Lysa Arryn did not seem greatly pleased to see her. Sansa did a deep curtsy, her head bowed. “A bastard?” she heard her aunt say. “Petyr, have you been wicked? Who was her mother?”
“The wench is dead. I’d hoped to take Alayne to the Eyrie.”
“What am I to do with her there?”
“I have a few notions,” said Lord Petyr. “But just now I am more interested in what I might do with you, my lady.”
All the sternness melted off her aunt’s round pink face, and for a moment Sansa thought Lysa Arryn was about to cry. “Sweet Petyr, I’ve missed you so, you don’t know, you can’t know. Yohn Royce has been stirring up all sorts of trouble, demanding that I call my banners and go to war. And the others all swarm around me, Hunter and Corbray and that dreadful Nestor Royce, all wanting to wed me and take my son to ward, but none of them truly love me. Only you, Petyr. I’ve dreamed of you so long.”
“And I of you, my lady.” He slid an arm around behind her and kissed her on the neck. “How soon can we be wed?”
“Now,” said Lady Lysa, sighing. “I’ve brought my own septon, and a singer, and mead for the wedding feast.”
“Here?” That did not please him. “I’d sooner wed you at the Eyrie, with your whole court in attendance.”

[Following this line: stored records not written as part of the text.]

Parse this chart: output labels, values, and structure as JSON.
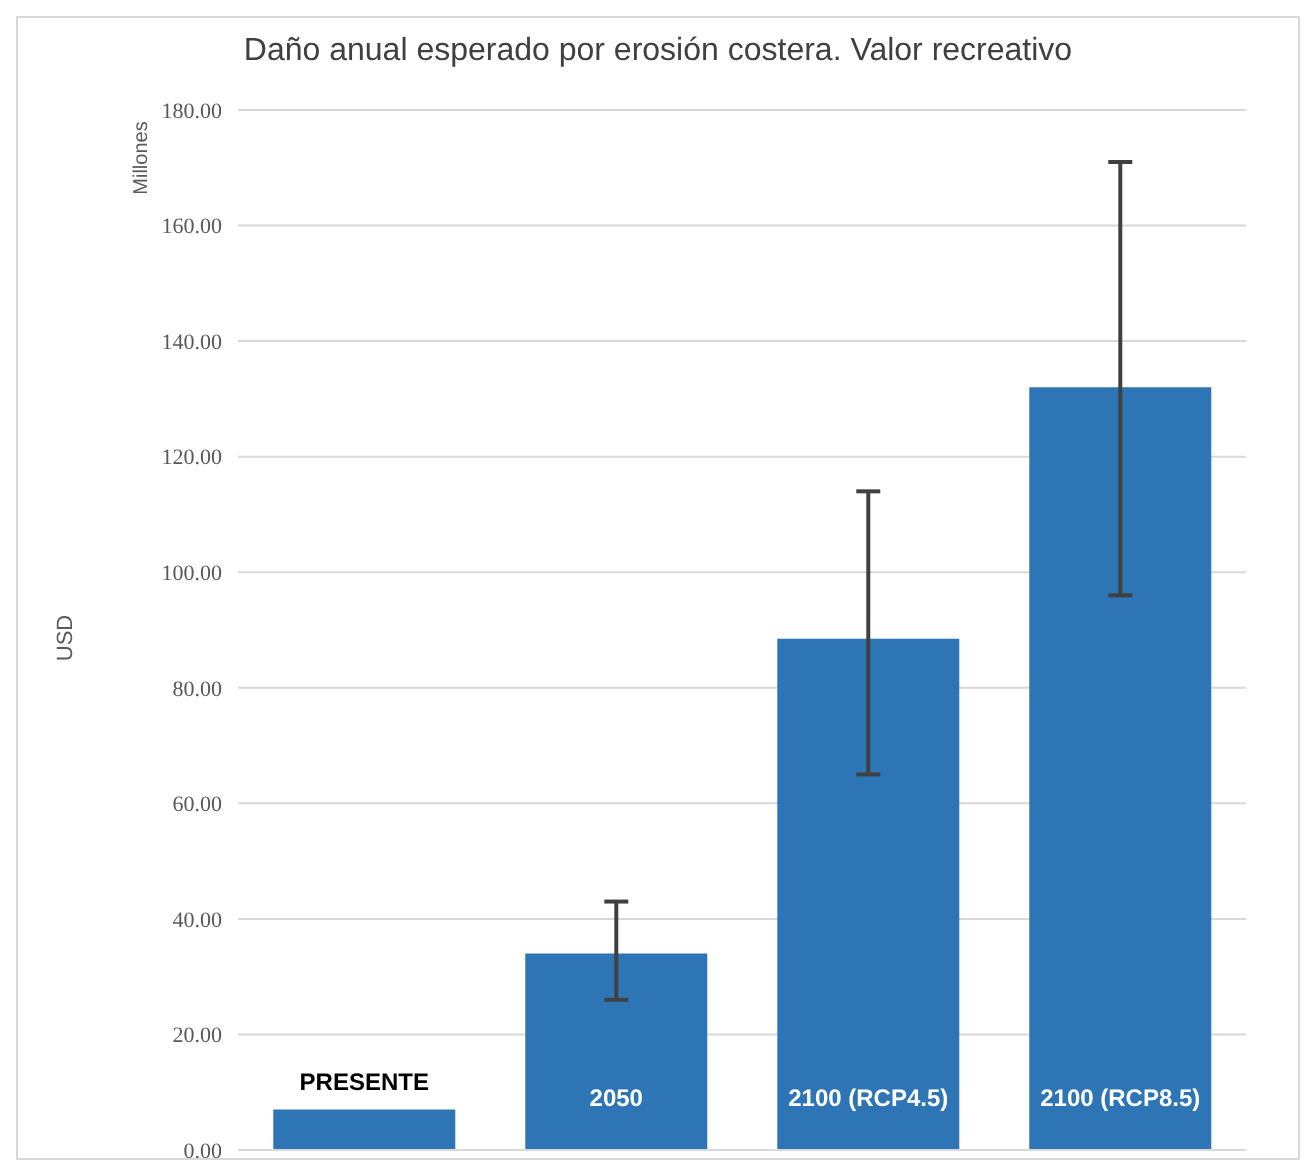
{
  "chart_data": {
    "type": "bar",
    "title": "Daño anual esperado por erosión costera. Valor recreativo",
    "ylabel": "USD",
    "annotations": [
      "Millones"
    ],
    "categories": [
      "PRESENTE",
      "2050",
      "2100 (RCP4.5)",
      "2100 (RCP8.5)"
    ],
    "values": [
      7,
      34,
      88.5,
      132
    ],
    "errors": [
      null,
      [
        26,
        43
      ],
      [
        65,
        114
      ],
      [
        96,
        171
      ]
    ],
    "color": "#2e75b6",
    "ylim": [
      0,
      180
    ],
    "yticks": [
      {
        "value": 0,
        "label": "0.00"
      },
      {
        "value": 20,
        "label": "20.00"
      },
      {
        "value": 40,
        "label": "40.00"
      },
      {
        "value": 60,
        "label": "60.00"
      },
      {
        "value": 80,
        "label": "80.00"
      },
      {
        "value": 100,
        "label": "100.00"
      },
      {
        "value": 120,
        "label": "120.00"
      },
      {
        "value": 140,
        "label": "140.00"
      },
      {
        "value": 160,
        "label": "160.00"
      },
      {
        "value": 180,
        "label": "180.00"
      }
    ],
    "grid": "y"
  }
}
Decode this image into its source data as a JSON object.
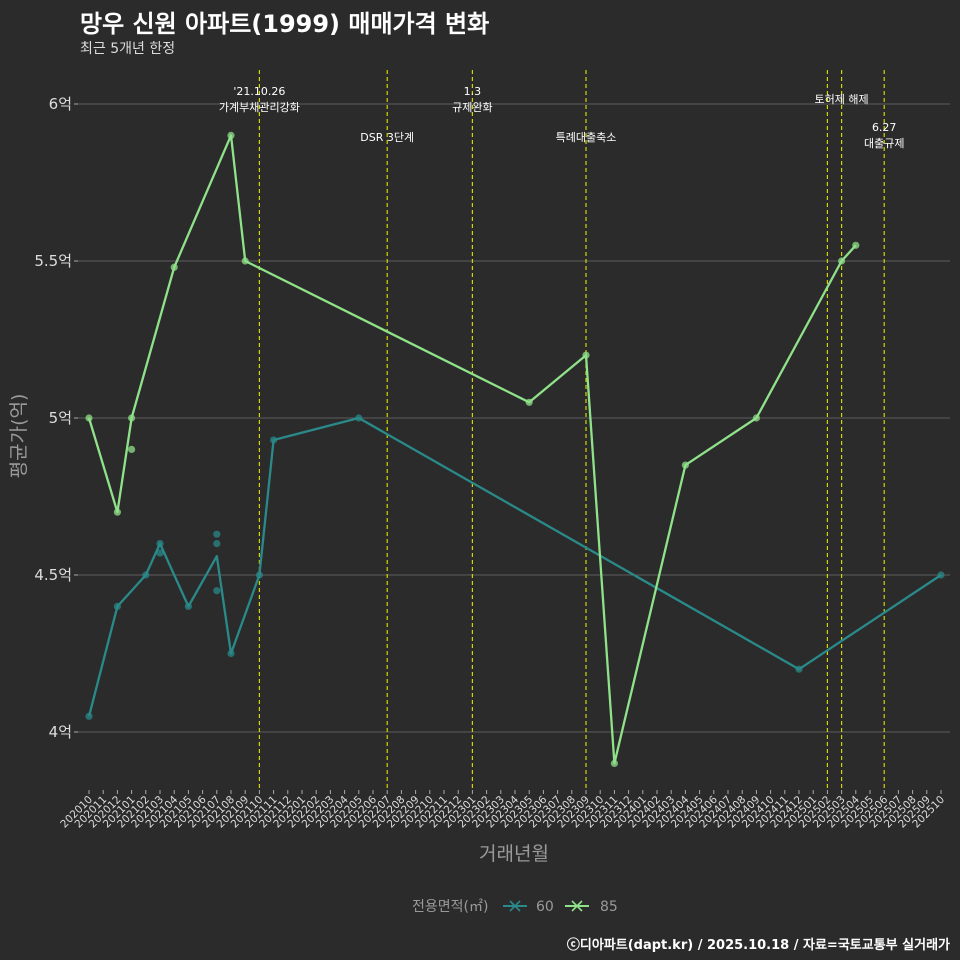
{
  "header": {
    "title": "망우 신원 아파트(1999) 매매가격 변화",
    "subtitle": "최근 5개년 한정"
  },
  "footer": {
    "caption": "ⓒ디아파트(dapt.kr) / 2025.10.18 / 자료=국토교통부 실거래가"
  },
  "colors": {
    "background": "#2b2b2b",
    "grid": "#5c5c5c",
    "event_line": "#d4d400",
    "series_60": "#2a8a8a",
    "series_85": "#90e28a"
  },
  "chart_data": {
    "type": "line",
    "xlabel": "거래년월",
    "ylabel": "평균가(억)",
    "ylim": [
      3.8,
      6.15
    ],
    "yticks": [
      4,
      4.5,
      5,
      5.5,
      6
    ],
    "ytick_labels": [
      "4억",
      "4.5억",
      "5억",
      "5.5억",
      "6억"
    ],
    "categories": [
      "202010",
      "202011",
      "202012",
      "202101",
      "202102",
      "202103",
      "202104",
      "202105",
      "202106",
      "202107",
      "202108",
      "202109",
      "202110",
      "202111",
      "202112",
      "202201",
      "202202",
      "202203",
      "202204",
      "202205",
      "202206",
      "202207",
      "202208",
      "202209",
      "202210",
      "202211",
      "202212",
      "202301",
      "202302",
      "202303",
      "202304",
      "202305",
      "202306",
      "202307",
      "202308",
      "202309",
      "202310",
      "202311",
      "202312",
      "202401",
      "202402",
      "202403",
      "202404",
      "202405",
      "202406",
      "202407",
      "202408",
      "202409",
      "202410",
      "202411",
      "202412",
      "202501",
      "202502",
      "202503",
      "202504",
      "202505",
      "202506",
      "202507",
      "202508",
      "202509",
      "202510"
    ],
    "series": [
      {
        "name": "60",
        "points": [
          [
            "202010",
            4.05
          ],
          [
            "202012",
            4.4
          ],
          [
            "202102",
            4.5
          ],
          [
            "202103",
            4.6
          ],
          [
            "202103",
            4.57
          ],
          [
            "202105",
            4.4
          ],
          [
            "202107",
            4.63
          ],
          [
            "202107",
            4.6
          ],
          [
            "202107",
            4.45
          ],
          [
            "202108",
            4.25
          ],
          [
            "202110",
            4.5
          ],
          [
            "202111",
            4.93
          ],
          [
            "202205",
            5.0
          ],
          [
            "202412",
            4.2
          ],
          [
            "202510",
            4.5
          ]
        ],
        "line": [
          [
            "202010",
            4.05
          ],
          [
            "202012",
            4.4
          ],
          [
            "202102",
            4.5
          ],
          [
            "202103",
            4.6
          ],
          [
            "202105",
            4.4
          ],
          [
            "202107",
            4.56
          ],
          [
            "202108",
            4.25
          ],
          [
            "202110",
            4.5
          ],
          [
            "202111",
            4.93
          ],
          [
            "202205",
            5.0
          ],
          [
            "202412",
            4.2
          ],
          [
            "202510",
            4.5
          ]
        ]
      },
      {
        "name": "85",
        "points": [
          [
            "202010",
            5.0
          ],
          [
            "202012",
            4.7
          ],
          [
            "202101",
            5.0
          ],
          [
            "202101",
            4.9
          ],
          [
            "202104",
            5.48
          ],
          [
            "202108",
            5.9
          ],
          [
            "202109",
            5.5
          ],
          [
            "202305",
            5.05
          ],
          [
            "202309",
            5.2
          ],
          [
            "202311",
            3.9
          ],
          [
            "202404",
            4.85
          ],
          [
            "202409",
            5.0
          ],
          [
            "202503",
            5.5
          ],
          [
            "202504",
            5.55
          ]
        ],
        "line": [
          [
            "202010",
            5.0
          ],
          [
            "202012",
            4.7
          ],
          [
            "202101",
            5.0
          ],
          [
            "202104",
            5.48
          ],
          [
            "202108",
            5.9
          ],
          [
            "202109",
            5.5
          ],
          [
            "202305",
            5.05
          ],
          [
            "202309",
            5.2
          ],
          [
            "202311",
            3.9
          ],
          [
            "202404",
            4.85
          ],
          [
            "202409",
            5.0
          ],
          [
            "202503",
            5.5
          ],
          [
            "202504",
            5.55
          ]
        ]
      }
    ],
    "events": [
      {
        "month": "202110",
        "label": [
          "'21.10.26",
          "가계부채관리강화"
        ],
        "level": "high"
      },
      {
        "month": "202207",
        "label": [
          "DSR 3단계"
        ],
        "level": "low"
      },
      {
        "month": "202301",
        "label": [
          "1.3",
          "규제완화"
        ],
        "level": "high"
      },
      {
        "month": "202309",
        "label": [
          "특례대출축소"
        ],
        "level": "low"
      },
      {
        "month": "202502",
        "label": [],
        "level": "high"
      },
      {
        "month": "202503",
        "label": [
          "토허제 해제"
        ],
        "level": "high"
      },
      {
        "month": "202506",
        "label": [
          "6.27",
          "대출규제"
        ],
        "level": "low"
      }
    ],
    "legend": {
      "title": "전용면적(㎡)",
      "entries": [
        "60",
        "85"
      ],
      "position": "bottom"
    }
  }
}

“Poo to my court. I have waited so long, I could not bear to wait another moment.” She put her arms around him. “I want to share your bed tonight, my sweet. I want us to make another child, a brother for Robert or a sweet little daughter.”
“I dream of that as well, sweetling. Yet there is much to be gained from a great public wedding, with all the Vale—”

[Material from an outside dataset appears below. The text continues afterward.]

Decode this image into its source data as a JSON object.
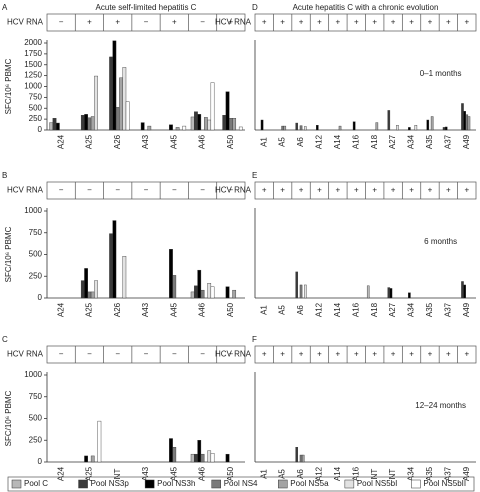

“No.” She stamped a foot. “I want you now, this very night. And I must warn you, after all these years of silence and whisperings, I mean to scream when you love me. I am going to scream so loud they’ll hear me in the Eyrie!”
“Perhaps I could bed you now, and wed you later?”
The Lady Lysa giggled like a girl. “Oh, Petyr Baelish, you are so wicked . No, I say no, I am the Lady of the Eyrie, and I command you to wed me this very moment!”
Petyr gave a shrug. “As my lady commands, then. I am helpless before you, as ever.”
They said their vows within the hour, standing beneath a sky-blue canopy as the sun sank in the west. Afterward trestle tables were set up beneath the small flint tower, and they feasted on quail, venison, and roast boar, washing it down with a fine light mead. Torches were lit as dusk crept in. Lysa’s singer played “The Vow Unspoken” and “Seasons of My Love” and “Two Hearts That Beat as One.” Several younger knights even asked Sansa to dance. Her aunt danced as well, her skirts whirling when Petyr spun her in his arms. Mead and marriage had taken years off Lady Lysa. She laughed at everything so long as she held her husband’s hand, and her eyes seemed to glow whenever she looked at him.
When it was time for the bedding, her knights carried her up to the tower, stripping her as they went and shouting bawdy jests. Tyrion spared me that , Sansa remembered. It would not have been so bad being undressed for a man she loved, by friends who loved them both. By Joffrey, though . . . She shuddered.